Travelling exhibit honors veterans’ lives

The Chula Vista Civic Center Library has a collection of 576 historical books about the United States’ war in Iraq.

But for the next week the public can read and learn about the sacrifices made by 710 military personnel from California in “Remembering Our Fallen,” a travelling exhibit which honors and memorializes 14 fallen heroes from the South Bay.

Before the start of the exhibit’s opening ceremony, Sandra Aceves shared a memory of when she first leaned about her son’s death while defending America.

Aceves said she clearly remembers hearing news reports that the deadliest period in the Iraq war had passed and that the war was nearing an end.

She thought her son was safe in the war zone because he was a Navy corpsman and wasn’t on the front lines.

She said she understood that a certain amount of troops were going to be left behind in Iraq for peacekeeping. Her son was one of the few who received orders to stay behind.

Then, she said, the unthinkable happened to her son, Petty Officer Fernando Mendez-Aceves.

“Two months later (after hearing the news reports) he gets ambushed with 12 Marines,” she said. “It was a shock like you cannot imagine and, yes, it was hard at the time for people to place what the pain of a family losing a child to war was.”

Mendez-Aceves, who was from Chula Vista, served in the U.S. Navy for six years before being killed in action at 27 years of age during the battle of Ramadi in Iraq.

Sgt. Michael Martinez, an alumnus of Eastlake High School, is remembered by his mother as an unselfish person with a “smile on his face.”

He enlisted in the Army at age 21 without telling his parents because he wanted to defend America.

Martinez served his country for nearly four years before his death in June 2007 at the age of 24 in Baghdad.

“He was killed with four other soldiers; they were in a roadside bomb and they were attacked,” Armida Martinez said.

At the time Michael left behind a 6-month-old son, Landon Michael, who is now 8.

His father Manuel Martinez, a Vietnam veteran, said he was against the idea of Michael enlisting in the military.

“I was originally against him joining,” Manuel Martinez said. “I felt I paid the dues for all three of my sons. But he decided this is what he wanted to do because he thought he could make a difference and we supported him.”

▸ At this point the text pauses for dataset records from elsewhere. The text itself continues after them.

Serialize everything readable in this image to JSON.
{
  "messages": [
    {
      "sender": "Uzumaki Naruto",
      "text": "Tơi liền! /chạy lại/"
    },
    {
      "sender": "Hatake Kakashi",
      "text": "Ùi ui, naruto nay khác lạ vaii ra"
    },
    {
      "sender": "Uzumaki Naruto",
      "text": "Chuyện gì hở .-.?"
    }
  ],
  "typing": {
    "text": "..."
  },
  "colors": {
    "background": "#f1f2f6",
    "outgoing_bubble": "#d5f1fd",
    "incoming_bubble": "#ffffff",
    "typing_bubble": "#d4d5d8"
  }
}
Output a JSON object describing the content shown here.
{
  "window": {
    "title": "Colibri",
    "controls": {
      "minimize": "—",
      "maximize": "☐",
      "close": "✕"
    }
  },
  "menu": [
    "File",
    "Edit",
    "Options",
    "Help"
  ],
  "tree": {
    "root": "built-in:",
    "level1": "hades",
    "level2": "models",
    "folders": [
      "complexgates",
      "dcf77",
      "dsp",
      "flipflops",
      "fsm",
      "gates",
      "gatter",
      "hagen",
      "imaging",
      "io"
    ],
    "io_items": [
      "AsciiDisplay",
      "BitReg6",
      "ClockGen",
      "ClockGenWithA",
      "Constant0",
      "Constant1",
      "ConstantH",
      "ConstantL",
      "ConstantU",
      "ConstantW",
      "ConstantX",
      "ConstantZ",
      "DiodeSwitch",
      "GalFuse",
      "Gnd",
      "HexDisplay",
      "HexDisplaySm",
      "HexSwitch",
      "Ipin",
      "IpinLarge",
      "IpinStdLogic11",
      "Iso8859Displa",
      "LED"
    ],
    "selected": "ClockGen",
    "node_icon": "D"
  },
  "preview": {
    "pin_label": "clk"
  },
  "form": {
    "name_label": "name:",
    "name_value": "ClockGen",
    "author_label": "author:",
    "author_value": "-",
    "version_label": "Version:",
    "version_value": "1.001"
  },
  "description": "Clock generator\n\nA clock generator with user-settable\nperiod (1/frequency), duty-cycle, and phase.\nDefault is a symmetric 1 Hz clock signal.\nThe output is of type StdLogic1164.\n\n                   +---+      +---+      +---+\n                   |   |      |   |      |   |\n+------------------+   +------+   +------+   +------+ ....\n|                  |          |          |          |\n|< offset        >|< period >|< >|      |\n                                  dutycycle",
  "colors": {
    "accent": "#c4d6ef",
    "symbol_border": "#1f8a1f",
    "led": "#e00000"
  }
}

The exhibit features a photo display honoring military personnel who have died from wounds suffered in a war zone since Sept. 11, 2001.

Attached to some photos are sticky notes with messages that family members post on the photo display.

The display also lists the names, military branch, rank and cause of death of each soldier.

Some displays just have one photo while others have a full photomontage with pictures in their military gear and of them as youths.

The exhibit is on display through Thursday, May 14.